Breast-feeding has protective bonus

The longer a woman breast-feeds her children and the more children she has, the less likely she’ll be to develop breast cancer. This finding may help explain why breast cancer is more common today in developed countries than it used to be.

Valerie Beral of Radcliffe Infirmary at Oxford University in England and her colleagues analyzed data from 147,275 women who had participated in 47 studies in 30 countries. Of these women, 50,302 had breast cancer.

A woman’s risk of developing breast cancer dropped by 7 percent for each child she had and decreased by 4.3 percent for every year of breast-feeding. The effects were consistent in both developed and developing countries and for women of different ages, ethnic backgrounds, and varying childbearing characteristics, Beral’s team reports in the July 20 Lancet.

According to those numbers, if women in developed countries were to have families as large as women did in the 1800s and breast-fed babies as long, breast cancer risk by age 70 would be less than half of what it is today, say the researchers.

Only 2.7 women in a hundred would develop breast cancer by age 70, Beral says.

“To expect that substantial reductions in breast cancer incidence could be brought about today by women returning to the pattern of childbearing and breast-feeding that typified most societies until a century or so ago is unrealistic,” Beral says.
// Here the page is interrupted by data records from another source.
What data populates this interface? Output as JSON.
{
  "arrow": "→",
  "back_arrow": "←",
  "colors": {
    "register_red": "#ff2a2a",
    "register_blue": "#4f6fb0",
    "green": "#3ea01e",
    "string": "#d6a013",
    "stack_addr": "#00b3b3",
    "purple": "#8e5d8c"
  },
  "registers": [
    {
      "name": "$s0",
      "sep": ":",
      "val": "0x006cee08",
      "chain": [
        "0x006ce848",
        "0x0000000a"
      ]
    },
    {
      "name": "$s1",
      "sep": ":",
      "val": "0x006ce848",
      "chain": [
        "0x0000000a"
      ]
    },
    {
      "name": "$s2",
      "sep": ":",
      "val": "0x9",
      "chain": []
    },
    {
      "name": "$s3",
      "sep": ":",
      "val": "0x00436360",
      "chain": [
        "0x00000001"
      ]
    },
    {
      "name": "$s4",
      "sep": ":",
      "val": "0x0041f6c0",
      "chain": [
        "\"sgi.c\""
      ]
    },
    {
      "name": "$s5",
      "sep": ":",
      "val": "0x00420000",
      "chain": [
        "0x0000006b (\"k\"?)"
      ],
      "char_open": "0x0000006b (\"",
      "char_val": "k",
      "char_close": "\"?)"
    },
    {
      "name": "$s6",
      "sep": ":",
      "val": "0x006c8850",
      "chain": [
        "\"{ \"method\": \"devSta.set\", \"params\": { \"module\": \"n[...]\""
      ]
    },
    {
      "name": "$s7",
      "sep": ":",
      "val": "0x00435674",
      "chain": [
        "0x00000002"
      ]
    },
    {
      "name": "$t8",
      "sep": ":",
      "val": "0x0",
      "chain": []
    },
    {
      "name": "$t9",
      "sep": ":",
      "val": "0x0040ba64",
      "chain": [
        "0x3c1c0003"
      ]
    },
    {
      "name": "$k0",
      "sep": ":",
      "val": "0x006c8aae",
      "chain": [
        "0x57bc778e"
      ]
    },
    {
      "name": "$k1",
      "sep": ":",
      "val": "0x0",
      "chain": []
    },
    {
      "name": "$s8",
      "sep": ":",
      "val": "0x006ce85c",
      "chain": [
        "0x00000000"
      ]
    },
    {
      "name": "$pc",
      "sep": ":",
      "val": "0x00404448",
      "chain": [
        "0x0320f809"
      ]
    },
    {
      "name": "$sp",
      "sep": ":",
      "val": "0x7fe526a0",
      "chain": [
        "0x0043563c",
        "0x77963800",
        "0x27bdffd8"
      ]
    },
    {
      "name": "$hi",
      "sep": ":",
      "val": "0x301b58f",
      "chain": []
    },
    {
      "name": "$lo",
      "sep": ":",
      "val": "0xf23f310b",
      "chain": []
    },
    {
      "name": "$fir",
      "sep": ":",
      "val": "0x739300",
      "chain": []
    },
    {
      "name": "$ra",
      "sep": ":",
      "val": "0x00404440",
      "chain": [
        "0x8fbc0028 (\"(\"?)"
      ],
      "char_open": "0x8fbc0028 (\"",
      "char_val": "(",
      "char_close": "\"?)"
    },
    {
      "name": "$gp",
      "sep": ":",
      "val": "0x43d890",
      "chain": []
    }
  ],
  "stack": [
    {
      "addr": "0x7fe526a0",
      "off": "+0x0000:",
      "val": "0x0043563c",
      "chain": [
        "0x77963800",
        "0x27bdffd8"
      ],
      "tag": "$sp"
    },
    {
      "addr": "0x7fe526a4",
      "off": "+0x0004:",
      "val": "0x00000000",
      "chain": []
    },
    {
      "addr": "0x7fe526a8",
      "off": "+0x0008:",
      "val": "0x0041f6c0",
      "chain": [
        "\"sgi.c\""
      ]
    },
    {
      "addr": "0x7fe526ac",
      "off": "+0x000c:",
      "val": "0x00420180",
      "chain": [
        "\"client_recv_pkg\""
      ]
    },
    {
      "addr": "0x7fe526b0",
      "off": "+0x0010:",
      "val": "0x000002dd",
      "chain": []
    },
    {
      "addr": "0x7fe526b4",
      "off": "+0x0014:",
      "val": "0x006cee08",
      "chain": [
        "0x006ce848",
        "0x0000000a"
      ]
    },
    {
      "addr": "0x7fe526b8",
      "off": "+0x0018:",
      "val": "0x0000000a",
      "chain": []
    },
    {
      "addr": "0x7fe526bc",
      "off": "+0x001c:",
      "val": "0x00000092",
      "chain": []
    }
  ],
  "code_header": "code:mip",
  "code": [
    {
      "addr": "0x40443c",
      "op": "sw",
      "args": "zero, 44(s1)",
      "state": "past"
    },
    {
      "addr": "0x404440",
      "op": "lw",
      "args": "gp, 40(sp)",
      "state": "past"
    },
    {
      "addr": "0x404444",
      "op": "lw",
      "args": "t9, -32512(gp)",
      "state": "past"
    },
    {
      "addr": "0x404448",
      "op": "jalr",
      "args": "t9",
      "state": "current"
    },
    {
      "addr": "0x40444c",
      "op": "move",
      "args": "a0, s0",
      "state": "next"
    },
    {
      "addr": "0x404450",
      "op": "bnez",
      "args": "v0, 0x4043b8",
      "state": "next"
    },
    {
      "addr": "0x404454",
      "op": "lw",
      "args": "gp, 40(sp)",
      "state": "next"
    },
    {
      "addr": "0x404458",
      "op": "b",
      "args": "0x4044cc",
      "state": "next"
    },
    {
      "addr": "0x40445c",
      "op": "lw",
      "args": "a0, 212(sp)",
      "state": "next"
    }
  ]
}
Even so, if mothers in developed countries breast-fed each of their babies 6 months longer than is typical today, the risk of breast cancer could drop by about 5 percent, she says.

Beral attributes two-thirds of the anticancer effect she observed to breast-feeding. If researchers could discover why breast-feeding prevents breast cancer, they might be able to develop a drug that similarly reduces breast cancer risk.